Posted At: January 21, 2012 3:30 PM
by Sarah Shea
Traditionally, the very basis of advertising consists of “selling” something. Perhaps this is selling a soda, a pair of shoes or a cheeseburger.
“Normal” ads tell consumers why they should buy something. Take, for example, a jacket. An outdoor clothing company may choose to sell a jacket based on its warmth or unique style. After creating the product, the company may launch an advertising campaign based on selling the qualities of that particular jacket. The ads will appeal to consumers in hopes of earning profit from sales, right?
One would think. Patagonia, on the other hand, launched an entire campaign telling people not to buy a jacket. The company’s standpoint certainly garners attention.

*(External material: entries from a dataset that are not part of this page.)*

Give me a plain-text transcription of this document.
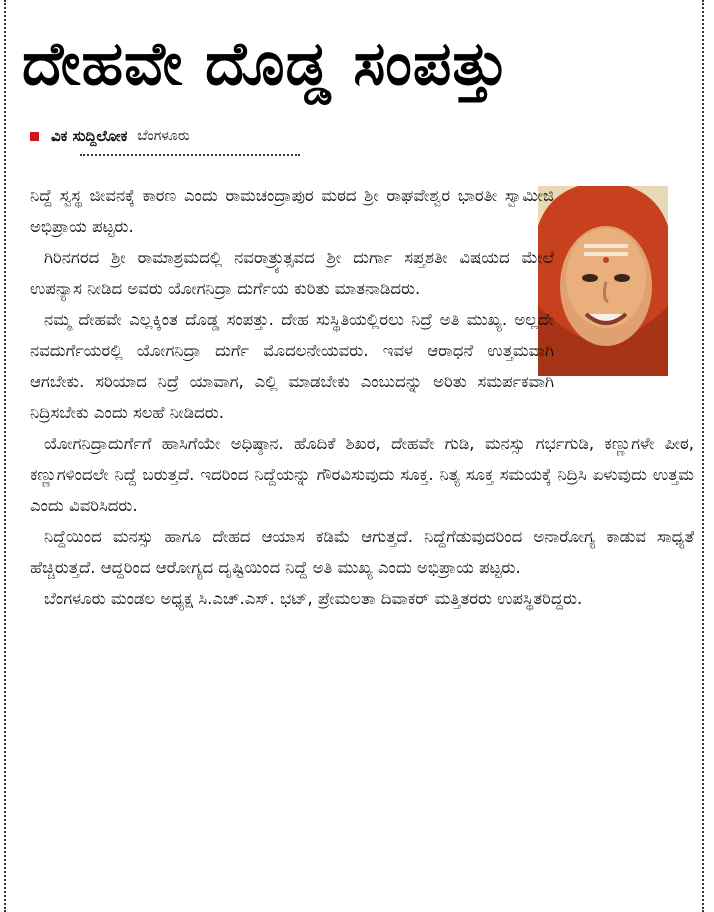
ದೇಹವೇ ದೊಡ್ಡ ಸಂಪತ್ತು
ವಿಕ ಸುದ್ದಿಲೋಕ ಬೆಂಗಳೂರು

ನಿದ್ದೆ ಸ್ವಸ್ಥ ಜೀವನಕ್ಕೆ ಕಾರಣ ಎಂದು ರಾಮಚಂದ್ರಾಪುರ ಮಠದ ಶ್ರೀ ರಾಘವೇಶ್ವರ ಭಾರತೀ ಸ್ವಾಮೀಜಿ ಅಭಿಪ್ರಾಯ ಪಟ್ಟರು.

ಗಿರಿನಗರದ ಶ್ರೀ ರಾಮಾಶ್ರಮದಲ್ಲಿ ನವರಾತ್ರ್ಯುತ್ಸವದ ಶ್ರೀ ದುರ್ಗಾ ಸಪ್ತಶತೀ ವಿಷಯದ ಮೇಲೆ ಉಪನ್ಯಾಸ ನೀಡಿದ ಅವರು ಯೋಗನಿದ್ರಾ ದುರ್ಗೆಯ ಕುರಿತು ಮಾತನಾಡಿದರು.

ನಮ್ಮ ದೇಹವೇ ಎಲ್ಲಕ್ಕಿಂತ ದೊಡ್ಡ ಸಂಪತ್ತು. ದೇಹ ಸುಸ್ಥಿತಿಯಲ್ಲಿರಲು ನಿದ್ರೆ ಅತಿ ಮುಖ್ಯ. ಅಲ್ಲದೇ ನವದುರ್ಗೆಯರಲ್ಲಿ ಯೋಗನಿದ್ರಾ ದುರ್ಗೆ ಮೊದಲನೇಯವರು. ಇವಳ ಆರಾಧನೆ ಉತ್ತಮವಾಗಿ ಆಗಬೇಕು. ಸರಿಯಾದ ನಿದ್ರೆ ಯಾವಾಗ, ಎಲ್ಲಿ ಮಾಡಬೇಕು ಎಂಬುದನ್ನು ಅರಿತು ಸಮರ್ಪಕವಾಗಿ ನಿದ್ರಿಸಬೇಕು ಎಂದು ಸಲಹೆ ನೀಡಿದರು.

ಯೋಗನಿದ್ರಾದುರ್ಗೆಗೆ ಹಾಸಿಗೆಯೇ ಅಧಿಷ್ಠಾನ. ಹೊದಿಕೆ ಶಿಖರ, ದೇಹವೇ ಗುಡಿ, ಮನಸ್ಸು ಗರ್ಭಗುಡಿ, ಕಣ್ಣುಗಳೇ ಪೀಠ, ಕಣ್ಣುಗಳಿಂದಲೇ ನಿದ್ದೆ ಬರುತ್ತದೆ. ಇದರಿಂದ ನಿದ್ದೆಯನ್ನು ಗೌರವಿಸುವುದು ಸೂಕ್ತ. ನಿತ್ಯ ಸೂಕ್ತ ಸಮಯಕ್ಕೆ ನಿದ್ರಿಸಿ ಏಳುವುದು ಉತ್ತಮ ಎಂದು ವಿವರಿಸಿದರು.

ನಿದ್ದೆಯಿಂದ ಮನಸ್ಸು ಹಾಗೂ ದೇಹದ ಆಯಾಸ ಕಡಿಮೆ ಆಗುತ್ತದೆ. ನಿದ್ದೆಗೆಡುವುದರಿಂದ ಅನಾರೋಗ್ಯ ಕಾಡುವ ಸಾಧ್ಯತೆ ಹೆಚ್ಚಿರುತ್ತದೆ. ಆದ್ದರಿಂದ ಆರೋಗ್ಯದ ದೃಷ್ಟಿಯಿಂದ ನಿದ್ದೆ ಅತಿ ಮುಖ್ಯ ಎಂದು ಅಭಿಪ್ರಾಯ ಪಟ್ಟರು.

ಬೆಂಗಳೂರು ಮಂಡಲ ಅಧ್ಯಕ್ಷ ಸಿ.ಎಚ್.ಎಸ್. ಭಟ್, ಪ್ರೇಮಲತಾ ದಿವಾಕರ್ ಮತ್ತಿತರರು ಉಪಸ್ಥಿತರಿದ್ದರು.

Patagonia, a privately owned outdoors company, launched the campaign in the midst of holiday sales galore. While other companies encouraged spending with incentives like free shipping on purchases over $150 or 20 percent of an entire order, Patagonia encouraged the exact opposite.
The new campaign aligns with the existing mission statement of Patagonia: “Build the best product, cause no unnecessary harm, use business to inspire and implement solutions to the environmental crisis.”
The campaign made its debut on Black Friday in November 2011. Patagonia changed the home page of its website to the “Don’t Buy This Jacket” ad and also ran it in the New York Times. The website features a video in conjunction with the ad, further explaining the Common Threads Initiative, the basis of the ad campaign.
The initiative is designed to “reduce [the] environmental footprint” and “give the planet’s vital systems a rest from pollution, resource depletion and greenhouse gases.”
Kendra Pierre-Louis, a sustainability professional and author for Urban Times, said, ” . . . they’re putting their money where their mouth is and saying, [‘]hey it’s ok if you don’t buy so much stuff and in fact it’s better for the planet if you don’t.[’]”
The five “R’s” of the campaign are reduce, repair, reuse, recycle and reimagine. Rather than just stating these platforms, the company explains how to put them into action with an interactive guide. Patagonia uses this approach as a tool to simultaneously promote some of its programs.
Under the “repair” heading, for example, Patagonia explains the conditions of the company’s product repairs. By doing this, Patagonia supports the campaign’s objective and sells its services.
Users are prompted to “take the pledge” to reduce their footprint after clicking on the Common Threads Initiative ad. The ultimate goal of the initiative is to receive 50,000 pledges.
The point of the jacket, specifically, is to outline the impact a single article of clothing can have on the environment. The R2 jacket is one of 14 items tracked in The Footprint Chronicles.
In the chronicles, the jacket’s environmental impact is outlined explicitly — users can learn that the jacket travels more than 7,000 miles throughout its creation and uses the same energy of an 18W light bulb for 100 days.
The other items are followed in the same way.
Patagonia’s nontraditional approach to advertising definitely turns heads; whether the campaign will prevent people from buying Patagonia’s revered outdoors wear . . . that’s debatable.
Only a strong company could make an equally strong move. By putting sales on the line, Patagonia shows its customers its true devotion to the environment.
With this questionable business move, Patagonia appeals to its consumer base — individuals who already care about the same issues.
“I think one it clearly plays to their base – environmentally engaged consumers,” Pierre-Louis said. “On the other hand I also think it expands their base by attracting the attention of people who didn’t really know the brand or only knew of them nominally.”
Through building this type of consumer support in a corporate social responsibility campaign of sorts, Patagonia lets users know how much it cares. In turn, the same customers may still buy a jacket, but probably not without thinking twice.
“Patagonia is really pushing for people to pause and consider their purchases and to maybe even walk away empty handed,” Pierre-Louis said.
Regardless, the campaign’s message is catchy and serves its purpose.